Paul saw this, and it pleased him, but he itched to find a younger and more philosophically minded audience for his ideas, as in Athens, where his failure still troubled him. These ambitions (which I tried to discourage because they were the product of vanity) led him to the Lyceum, a school in Ephesus, with its long peristyle forming a sequen
ce of white pillars under a portico, with gardens at either side. There amid the anemones, asphodels, and poppies were small groups of young men who walked and disputed with their teachers in a way reminiscent of the Athenian school during the time of Plato.
The most popular and revered teacher in this city was Tyrannus, whom the Ephesians called “our Socrates.” He was a tall, dark-skinned Stoic, trained under Attalus, the teacher of Seneca, and known for his vast intellectual resources and droll charm. Tyrannus read literature in many languages and once had lectured to substantial crowds in Rome. The child of a Spanish father and Greek mother, he had made a fortune by attracting wealthy pupils in search of philosophic understanding from distant parts of the empire.
Wearing a white toga and straw sandals, he surrounded himself with admiring young men who gleefully absorbed his witticisms, asked him polite questions, and listened to his digressions on ethics or metaphysics in the shade of a tree. Out of curiosity, I visited the Lyceum on a few occasions and found Tyrannus entertaining and, frankly, eloquent. He had read Plato carefully, and in many ways created his own versions of the famous dialogues with his students. And he entertained novel theories about the universe.

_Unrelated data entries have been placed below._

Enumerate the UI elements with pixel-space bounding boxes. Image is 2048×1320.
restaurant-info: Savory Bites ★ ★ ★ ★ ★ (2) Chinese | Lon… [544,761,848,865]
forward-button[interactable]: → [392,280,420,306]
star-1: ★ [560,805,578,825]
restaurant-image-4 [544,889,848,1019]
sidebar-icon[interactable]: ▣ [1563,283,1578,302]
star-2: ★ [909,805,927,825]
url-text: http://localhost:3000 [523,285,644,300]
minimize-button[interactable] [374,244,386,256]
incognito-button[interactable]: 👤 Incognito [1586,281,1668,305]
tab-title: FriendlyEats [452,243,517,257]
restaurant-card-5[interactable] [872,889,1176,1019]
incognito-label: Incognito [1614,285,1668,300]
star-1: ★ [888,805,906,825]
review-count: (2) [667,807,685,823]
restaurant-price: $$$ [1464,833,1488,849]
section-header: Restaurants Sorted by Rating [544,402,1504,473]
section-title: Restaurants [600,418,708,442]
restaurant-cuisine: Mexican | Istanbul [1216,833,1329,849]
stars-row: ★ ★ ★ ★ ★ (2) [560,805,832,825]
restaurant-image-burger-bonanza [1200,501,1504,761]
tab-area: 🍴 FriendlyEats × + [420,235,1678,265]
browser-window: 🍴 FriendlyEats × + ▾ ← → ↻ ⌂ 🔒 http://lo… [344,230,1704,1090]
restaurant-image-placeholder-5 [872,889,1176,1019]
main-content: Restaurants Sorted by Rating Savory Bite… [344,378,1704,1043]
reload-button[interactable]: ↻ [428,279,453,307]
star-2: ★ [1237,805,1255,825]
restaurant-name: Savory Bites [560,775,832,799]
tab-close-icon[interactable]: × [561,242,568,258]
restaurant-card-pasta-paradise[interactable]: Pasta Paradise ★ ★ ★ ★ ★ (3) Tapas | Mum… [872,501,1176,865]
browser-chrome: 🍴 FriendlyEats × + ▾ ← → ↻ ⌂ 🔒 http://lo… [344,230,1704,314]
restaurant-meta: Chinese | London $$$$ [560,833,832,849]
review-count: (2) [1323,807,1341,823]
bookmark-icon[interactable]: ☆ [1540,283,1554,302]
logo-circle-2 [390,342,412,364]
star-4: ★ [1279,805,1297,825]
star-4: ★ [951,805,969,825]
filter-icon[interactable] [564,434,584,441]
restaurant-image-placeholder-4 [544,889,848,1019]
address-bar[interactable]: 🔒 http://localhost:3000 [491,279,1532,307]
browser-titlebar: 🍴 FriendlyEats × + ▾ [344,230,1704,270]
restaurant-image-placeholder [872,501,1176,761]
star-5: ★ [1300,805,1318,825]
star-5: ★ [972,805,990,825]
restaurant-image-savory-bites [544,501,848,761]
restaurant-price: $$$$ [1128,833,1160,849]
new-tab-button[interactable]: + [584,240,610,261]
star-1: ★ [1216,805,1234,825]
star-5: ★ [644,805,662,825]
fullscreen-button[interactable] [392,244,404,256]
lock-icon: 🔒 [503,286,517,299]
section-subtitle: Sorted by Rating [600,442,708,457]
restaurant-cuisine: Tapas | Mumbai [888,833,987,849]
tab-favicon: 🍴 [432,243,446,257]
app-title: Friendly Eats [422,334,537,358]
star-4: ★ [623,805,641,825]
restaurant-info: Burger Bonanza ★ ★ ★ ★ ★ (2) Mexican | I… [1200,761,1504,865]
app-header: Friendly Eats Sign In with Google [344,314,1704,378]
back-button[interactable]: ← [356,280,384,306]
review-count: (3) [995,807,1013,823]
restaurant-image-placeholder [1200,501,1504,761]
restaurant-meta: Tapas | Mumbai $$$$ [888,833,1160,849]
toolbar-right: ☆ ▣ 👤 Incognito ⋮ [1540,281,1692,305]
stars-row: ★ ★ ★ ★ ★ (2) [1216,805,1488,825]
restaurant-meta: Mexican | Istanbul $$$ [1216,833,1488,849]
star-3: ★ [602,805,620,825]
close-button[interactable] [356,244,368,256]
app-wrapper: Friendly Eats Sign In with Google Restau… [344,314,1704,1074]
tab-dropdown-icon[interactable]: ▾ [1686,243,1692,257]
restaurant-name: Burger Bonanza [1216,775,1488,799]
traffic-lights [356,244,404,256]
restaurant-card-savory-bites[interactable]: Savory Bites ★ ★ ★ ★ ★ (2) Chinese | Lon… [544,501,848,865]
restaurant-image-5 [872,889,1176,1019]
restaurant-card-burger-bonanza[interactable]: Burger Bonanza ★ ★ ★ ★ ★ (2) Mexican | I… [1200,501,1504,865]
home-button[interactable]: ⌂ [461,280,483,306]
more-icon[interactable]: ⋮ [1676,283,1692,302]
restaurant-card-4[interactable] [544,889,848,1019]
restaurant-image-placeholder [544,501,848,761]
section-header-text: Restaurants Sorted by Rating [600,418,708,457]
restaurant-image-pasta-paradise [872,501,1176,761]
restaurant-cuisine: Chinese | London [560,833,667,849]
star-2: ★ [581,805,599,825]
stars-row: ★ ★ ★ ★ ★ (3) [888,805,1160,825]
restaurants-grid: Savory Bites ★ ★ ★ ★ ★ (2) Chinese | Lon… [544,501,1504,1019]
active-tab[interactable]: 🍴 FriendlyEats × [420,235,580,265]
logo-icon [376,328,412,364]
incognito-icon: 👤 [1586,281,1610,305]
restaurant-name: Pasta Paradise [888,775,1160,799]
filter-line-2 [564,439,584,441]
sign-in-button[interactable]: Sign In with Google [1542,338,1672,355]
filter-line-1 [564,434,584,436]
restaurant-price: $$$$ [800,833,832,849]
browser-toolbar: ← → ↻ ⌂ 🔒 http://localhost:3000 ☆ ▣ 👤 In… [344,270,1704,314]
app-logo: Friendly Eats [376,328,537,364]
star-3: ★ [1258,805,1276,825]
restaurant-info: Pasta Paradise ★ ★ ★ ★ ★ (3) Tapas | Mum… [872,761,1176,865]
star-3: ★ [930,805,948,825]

I listened with some astonishment as he suggested that the sun blazed at the center of our heavens, and that we occupied a large rock that moved around this fiery object. It was a strange notion, even preposterous, but attractive to the students, who sought unusual explanations for the obvious. Tyrannus explained: “Think of this Lyceum as an example. I am the sun, the light. All of you whirl about me. You reflect my ideas, and quote me nicely or—in some cases—to ill effect. It’s a system, this arrangement of bodies; you glow reflectively in my glow. If I fade, you fade. It’s the same with the universe, only less amusing.”
One could not dislike this man, despite his self-absorption, and I urged Paul to attend his lectures. He did and came back with a definite view.